苦笑する愛理さんの隣で、鼻から息を吐いて顔を背ければ、見上げた青空は陽射しに輝いていた。テレビではまだ豪雪の降る地域が報道されていたし、吹いてくる風は冷たいけれど、少しずつ、春に近づいているような気がする。
(あんたが誰なのかは、わからないけど……)
風にぱたぱたと揺れるリボンを押さえて、ボクは決意を新たにした。いつか絶対に、思い出してみせる。ピンクは幸せの色だって教えてくれた、あんたの事。そしてその幸せを、世界を超えて届けてくれた、あんたの事を。
(それまでに、このリボンに似合うコーデを考えといたら、あんたは喜んでくれるかな……?)

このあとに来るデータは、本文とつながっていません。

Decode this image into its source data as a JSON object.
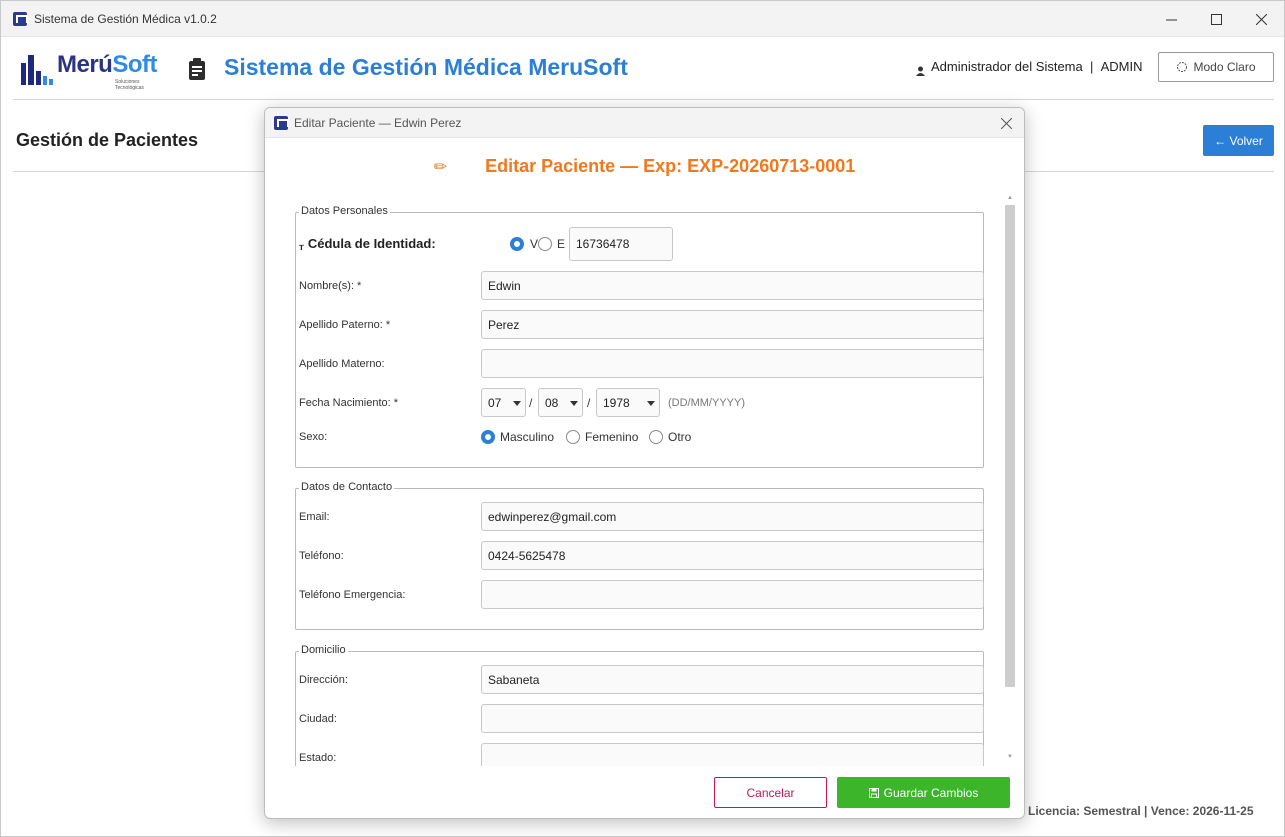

まあ、ボクに似合わなくたって、あんたに着せればいいんだろうけど。だけど、女物の服を着たボクを見て、あんたはきっと花みたいな笑顔を見せてくれるだろうなって、根拠もなく思った。
だから、そんな日が本当に来るように、それまで待っていて欲しい。祈りに似た気持ちを抱えて空を見上げるボクの事を、愛理さんと直生が、側で優しく見つめてくる気配がした。